Jesteśmy beniaminkiem i jak przed każdym nowicjuszem zawodowa liga postawiła i nam trudne wymagania i wysoki poziom gry. Dlatego też zanim dopięliśmy wszystkie sprawy organizacyjne, a zespół zaczął pracować tak, jak tego od siebie wymagaliśmy, musiało upłynąć trochę czasu. Budowanie drużyny i scalanie kolektywu wymaga nie tylko czasu, ale poświęcenia i cierpliwości ze strony sztabu jak i samych zawodników. My każdy mecz w Młodej Lidze traktujemy jako kolejną, nową lekcję siatkówki. A wywalczenie 25 punktów uznaję za dobry prognostyk na przyszłość.

Po wygranych z takimi tuzami jak Kędzierzyn, Gdańsk, Bielsko-Biała czy wspomniany Rzeszów zaczyna się mówić, iż jesteście rewelacją rozgrywek.
Nie nastawiamy się na bicie rekordów, lecz przychodzimy na trening po to, by ciężko pracować. Oprócz pracy nad umiejętnościami techniczno-taktycznymi, cały czas zwracam uwagę na mentalność zawodników. Obecność Jurka Zwierko (wielokrotny mistrz Polski seniorów) wzmacnia przykład właściwej postawy i zachowania. Dlatego wygrane z tak mocnymi i doświadczonymi zespołami dają nam dużo pewności siebie a zarazem cieszy nas fakt, iż to co robimy nie pozostaje obojętne wśród kibiców siatkówki.
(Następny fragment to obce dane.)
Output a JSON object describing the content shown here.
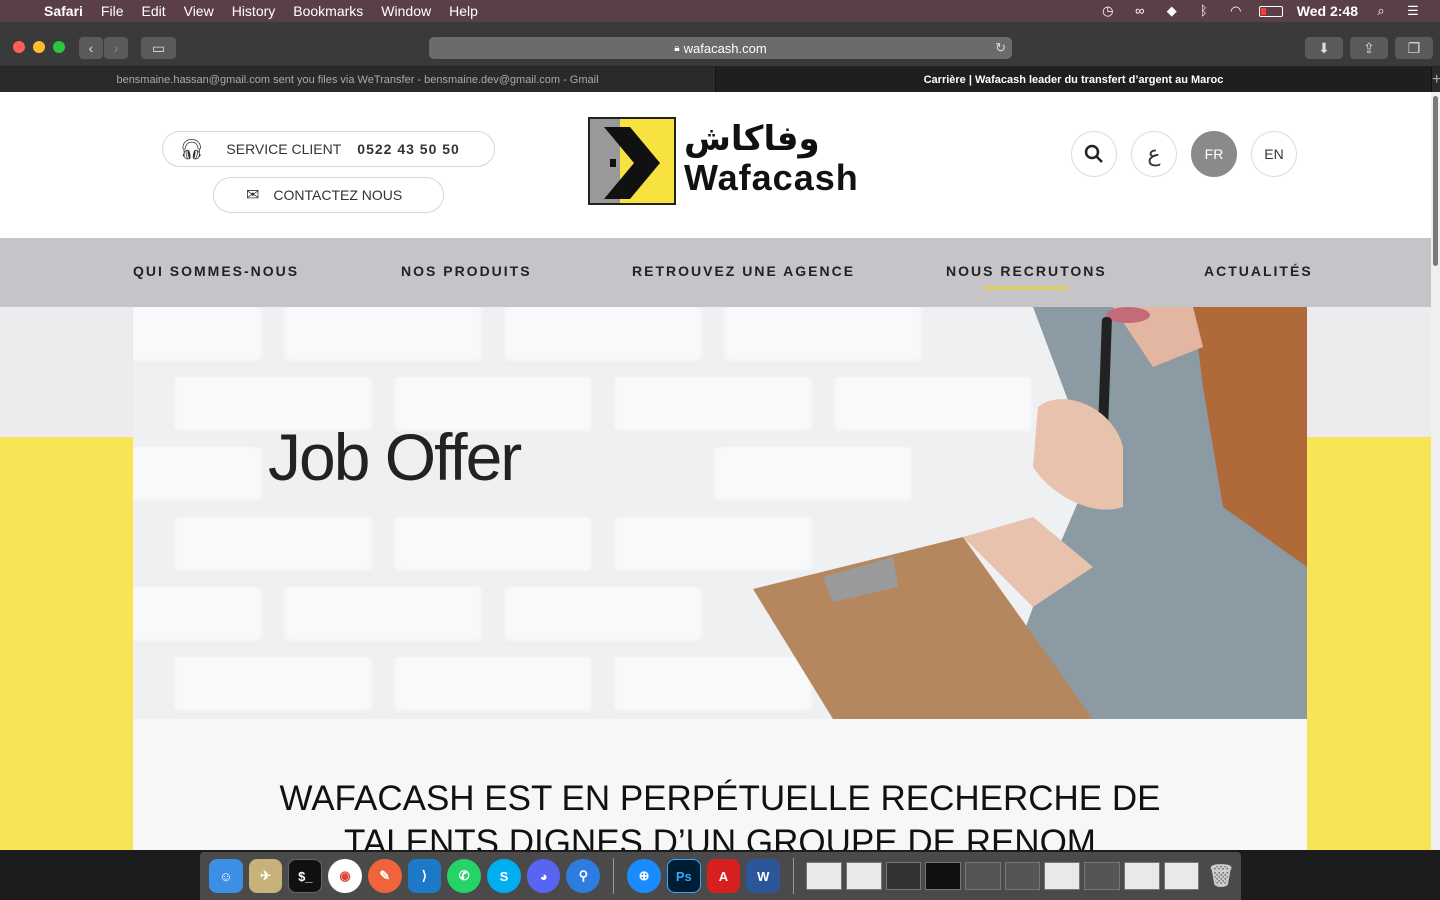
{
  "menubar": {
    "app": "Safari",
    "items": [
      "File",
      "Edit",
      "View",
      "History",
      "Bookmarks",
      "Window",
      "Help"
    ],
    "clock": "Wed 2:48"
  },
  "browser": {
    "url": "wafacash.com",
    "tabs": [
      {
        "title": "bensmaine.hassan@gmail.com sent you files via WeTransfer - bensmaine.dev@gmail.com - Gmail",
        "active": false
      },
      {
        "title": "Carrière | Wafacash leader du transfert d’argent au Maroc",
        "active": true
      }
    ]
  },
  "header": {
    "service_label": "SERVICE CLIENT",
    "service_phone": "0522 43 50 50",
    "contact_label": "CONTACTEZ NOUS",
    "logo_arabic": "وفاكاش",
    "logo_text": "Wafacash",
    "arabic_toggle": "ع",
    "lang_fr": "FR",
    "lang_en": "EN"
  },
  "nav": {
    "items": [
      "QUI SOMMES-NOUS",
      "NOS PRODUITS",
      "RETROUVEZ UNE AGENCE",
      "NOUS RECRUTONS",
      "ACTUALITÉS"
    ],
    "active": "NOUS RECRUTONS",
    "accent": "#f5d20a"
  },
  "hero": {
    "title": "Job Offer"
  },
  "main": {
    "headline_line1": "WAFACASH EST EN PERPÉTUELLE RECHERCHE DE",
    "headline_line2": "TALENTS DIGNES D’UN GROUPE DE RENOM"
  },
  "colors": {
    "brand_yellow": "#f8e556",
    "nav_grey": "#c4c4c9"
  }
}
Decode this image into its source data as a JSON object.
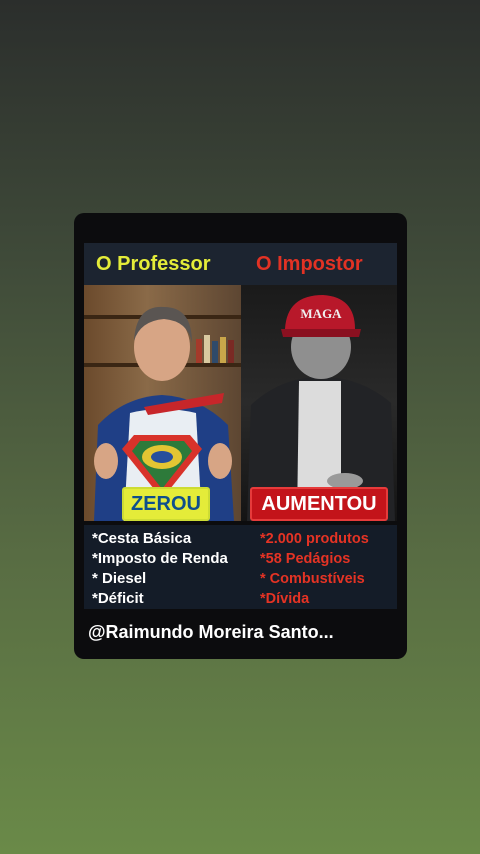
{
  "post": {
    "header": {
      "left_title": "O Professor",
      "right_title": "O Impostor"
    },
    "photos": {
      "left_badge": "ZEROU",
      "right_badge": "AUMENTOU",
      "cap_text": "MAGA"
    },
    "left_items": [
      "*Cesta Básica",
      "*Imposto de Renda",
      "* Diesel",
      "*Déficit"
    ],
    "right_items": [
      "*2.000 produtos",
      "*58 Pedágios",
      "* Combustíveis",
      "*Dívida"
    ],
    "footer": "@Raimundo Moreira Santo..."
  },
  "colors": {
    "yellow_accent": "#e4ec39",
    "red_accent": "#e23224",
    "header_bg": "#1c2430",
    "card_bg": "#0c0c0e"
  }
}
Jakie stawiacie sobie cele. Czy myślicie już o finałach ligi?
Cel jest jeden – wyjść na parkiet i sprawić, aby każdy kolejny mecz był trudny dla naszego przeciwnika. Będziemy skupiać się na pracy tak, aby w Młodej Lidze wejść do rundy play-off a w Mistrzostwach Polski Juniorów zajść jak najdalej.

Czego Wam życzyć?
Przede wszystkim zdrowia. Jeśli ominą nas kontuzje to wierzę, że uda nam się zrealizować nasze marzenia.